Jul 14, 2023, 8:44 PM
Seven long rotations. That's how long it took the Martian trio, who journeyed from their technologically superior planet, to come to grips with the unpleasant surprise that welcomed them on Earth - our excruciatingly sluggish internet speeds.
Hard-pressed to understand why these terrestrial beings would submit themselves to such slow digital lanes, the Martian ambassadors embarrassingly shared stories of their first impressions of Earth’s broadband system over their space-age, electro-infused Martian tea.
"It was an absolute horror," Ambassador Ziton-64 confessed, his voice modulated to match the local audio frequency, a shade of disappointment apparent. "Back on Mars, we've wirelessly downloaded entire planetary databases in nanoseconds."

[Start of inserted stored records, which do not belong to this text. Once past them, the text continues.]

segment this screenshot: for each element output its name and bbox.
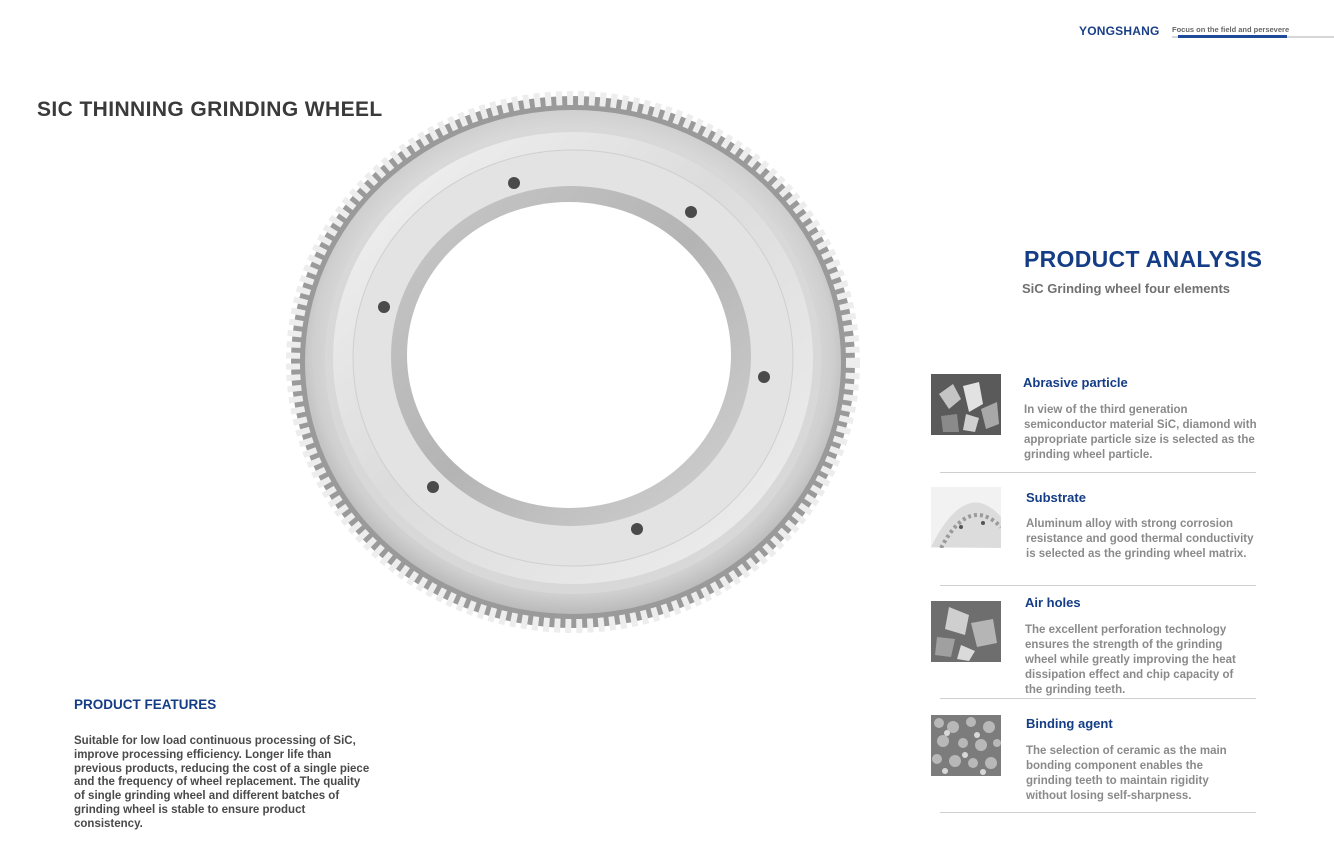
element-title-air-holes: Air holes xyxy=(1025,595,1081,610)
element-desc-binding-agent: The selection of ceramic as the main bonding component enables the grinding teeth to maintain rigidity without losing self-sharpness. xyxy=(1026,745,1227,802)
air-holes-image xyxy=(931,601,1001,662)
divider xyxy=(940,812,1256,813)
element-desc-abrasive: In view of the third generation semiconductor material SiC, diamond with appropriate particle size is selected as the grinding wheel particle. xyxy=(1024,404,1257,461)
element-title-abrasive: Abrasive particle xyxy=(1023,375,1128,390)
divider xyxy=(940,585,1256,586)
tagline: Focus on the field and persevere xyxy=(1172,25,1290,34)
page-title: SIC THINNING GRINDING WHEEL xyxy=(37,98,383,121)
analysis-title: PRODUCT ANALYSIS xyxy=(1024,246,1263,272)
element-title-binding-agent: Binding agent xyxy=(1026,716,1113,731)
features-title: PRODUCT FEATURES xyxy=(74,697,217,712)
divider xyxy=(940,472,1256,473)
abrasive-particle-image xyxy=(931,374,1001,435)
brand-name: YONGSHANG xyxy=(1079,24,1160,38)
grinding-wheel-image xyxy=(284,90,862,635)
element-desc-substrate: Aluminum alloy with strong corrosion resistance and good thermal conductivity is selected as the grinding wheel matrix. xyxy=(1026,518,1254,560)
binding-agent-image xyxy=(931,715,1001,776)
element-desc-air-holes: The excellent perforation technology ensures the strength of the grinding wheel while greatly improving the heat dissipation effect and chip capacity of the grinding teeth. xyxy=(1025,624,1236,696)
substrate-image xyxy=(931,487,1001,548)
element-title-substrate: Substrate xyxy=(1026,490,1086,505)
features-description: Suitable for low load continuous processing of SiC, improve processing efficiency. Longer life than previous products, reducing the cost of a single piece and the frequency of wheel replacement. The quality of single grinding wheel and different batches of grinding wheel is stable to ensure product consistency. xyxy=(74,735,370,830)
divider xyxy=(940,698,1256,699)
tagline-accent-bar xyxy=(1178,35,1287,38)
analysis-subtitle: SiC Grinding wheel four elements xyxy=(1022,281,1231,296)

With Earth's internet buzzing slower than a sparrow in a syrup storm, the Martian delegates found themselves missing their ultra-fast MarsFi, a network, they add, that runs at a dizzying speed of 1 Zettabyte per Martian split-second — a measure of time that translates approximately to an Earthly blink.
"Earthlings have accomplished some marvels, no doubt. But, oh the internet speed! It's like trudging through a swamp," laughed Ambassador Floii-98, playfully mimicking a slowed-down Earthly video buffer.
Continuing the uncommon Martian laughter, Ambassador Grint-32 added, “Why, our homegrown Martian slime-crawlers move faster than these data packets!” Many assumed this to be an attempt at humor by Grint, but Earth’s Xenobiologists assure us, it was a scientific fact.
And just like us, the Martians took to social media to vent out their frustration. Albeit, their advanced micro-bio-communal-chip networks that even puts our 5G to shame. They indulged in meme-making, painstakingly illustrating their predicament on Earth using Earth's antiquated photo-editing software.
Every Martian shared the meme across the Galacti-net, breaching a significant number of Galactic laughter records – rivaling even the “Hydrogen-Oxygen Mistake of 80,000 G.E." painting the Milky Way with a hue of hysteric cosmic laughter.
In a congenial show of diplomacy, Earth's Internet Service Providers, visibly embarrassed, are considering establishing an Interstellar Broadband Working Group to avoid similar interstellar snafus in the future. It is hoped that a collaborative venture would create an internet that could proudly survive the test of extraterrestrial expectations.
In response, the Martian delegation has also graciously offered their assistance and technological acumen to guide this attempt at galactic internet upgrade, but not without adding: "It's about time!"
Their parting advice to the Earthlings: "If you are ever to be part of the Galacti-net, try not being the tortoise in the race."
And so, while we converse over digital spaces utilizing our meager 4G/5G speeds, just remember there are Martians laughing at us across galaxies, while they instantaneously project digital holograms of themselves blanching at the thought of spending another rotation waiting for a webpage to load on Earth's broadband.
This is AI generated satire and is not intended to be taken seriously.